Data on the faces is

  • stored as AoS by default;
  • per face, we first store the left projection \( x^- \), then the right projection \( x^+ \) and then the outcome of the flux or associated reconstruction. That is, all the \( x^- \) are held en bloc first before we hold \( x^+ \).
  • Per \( x^\pm \), the storage of the nodes and unknowns follows again the dimension-generic conventions.

It is important to recognise that we store three types of quantities per unknown: Its left projection, its right projection, and its outcome which can be either the flux or a reconstructed income. The semantics of the outcome depend upon your operators, i.e. they are not baked into the formalism. Furthermore, there is no assumption about the spacing along the faces. Naturally, you might assume that a Gauss-Lobatto layout within the cell implies a Gauss-Lobatto distribution on the faces. However, no such thing is encoded within the code, as we solely work with operators. They have to encode the correct spacing.

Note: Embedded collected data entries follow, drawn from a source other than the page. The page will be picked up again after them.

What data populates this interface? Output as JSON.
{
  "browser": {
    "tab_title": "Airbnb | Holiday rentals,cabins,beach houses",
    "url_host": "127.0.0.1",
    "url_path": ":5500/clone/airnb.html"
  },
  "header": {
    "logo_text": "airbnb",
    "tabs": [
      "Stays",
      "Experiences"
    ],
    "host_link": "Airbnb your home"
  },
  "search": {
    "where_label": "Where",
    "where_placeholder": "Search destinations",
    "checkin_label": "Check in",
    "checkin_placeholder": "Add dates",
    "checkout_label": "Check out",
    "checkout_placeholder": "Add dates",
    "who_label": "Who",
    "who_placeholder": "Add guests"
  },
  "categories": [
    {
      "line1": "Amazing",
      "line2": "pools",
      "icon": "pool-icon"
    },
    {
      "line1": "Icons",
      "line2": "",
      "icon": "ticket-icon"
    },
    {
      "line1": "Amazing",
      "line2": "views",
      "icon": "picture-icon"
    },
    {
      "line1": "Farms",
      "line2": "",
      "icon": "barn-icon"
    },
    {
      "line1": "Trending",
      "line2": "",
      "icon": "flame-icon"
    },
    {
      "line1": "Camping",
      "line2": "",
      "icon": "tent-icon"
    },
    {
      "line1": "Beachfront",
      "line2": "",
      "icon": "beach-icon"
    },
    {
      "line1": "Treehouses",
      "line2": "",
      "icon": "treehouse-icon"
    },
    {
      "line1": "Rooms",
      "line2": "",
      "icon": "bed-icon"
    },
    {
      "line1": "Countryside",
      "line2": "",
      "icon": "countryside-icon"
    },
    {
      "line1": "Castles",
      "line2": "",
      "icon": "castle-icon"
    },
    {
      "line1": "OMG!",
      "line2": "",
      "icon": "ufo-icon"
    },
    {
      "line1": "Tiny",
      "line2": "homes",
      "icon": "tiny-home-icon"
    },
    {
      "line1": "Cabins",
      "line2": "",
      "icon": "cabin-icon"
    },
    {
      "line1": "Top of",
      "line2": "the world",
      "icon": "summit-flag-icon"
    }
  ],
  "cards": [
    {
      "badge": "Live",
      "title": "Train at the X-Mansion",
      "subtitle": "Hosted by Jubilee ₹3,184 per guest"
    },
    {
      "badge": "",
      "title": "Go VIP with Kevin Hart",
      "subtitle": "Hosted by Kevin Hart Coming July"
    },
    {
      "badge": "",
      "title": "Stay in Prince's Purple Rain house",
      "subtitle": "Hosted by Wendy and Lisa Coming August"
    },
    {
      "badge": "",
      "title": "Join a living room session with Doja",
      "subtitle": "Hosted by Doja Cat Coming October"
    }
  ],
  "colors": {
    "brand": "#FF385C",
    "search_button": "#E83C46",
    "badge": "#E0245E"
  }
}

Another assumptions is baked into the realisation as a default: The polynomial degree on the facet result \( x_f \) equals the polynomial degree within the cell.

Todo
Different polynomial degrees are simple to realise. This is something to do in the future. Note that +/- are to be taken from the same space as the cell, as they are projections, but maybe we want to alter this, and even provide completely different degrees for the result of the Riemann solve.

Examples

Multiple examples are shipped with Peano which demonstrate how to use the plain Discontiuous Galerking solver:

  • benchmarks/multigrid/petsc/poisson/dg.py Hosts a simple solver for the Poisson equation. All the rationale are discussed in Poisson equation.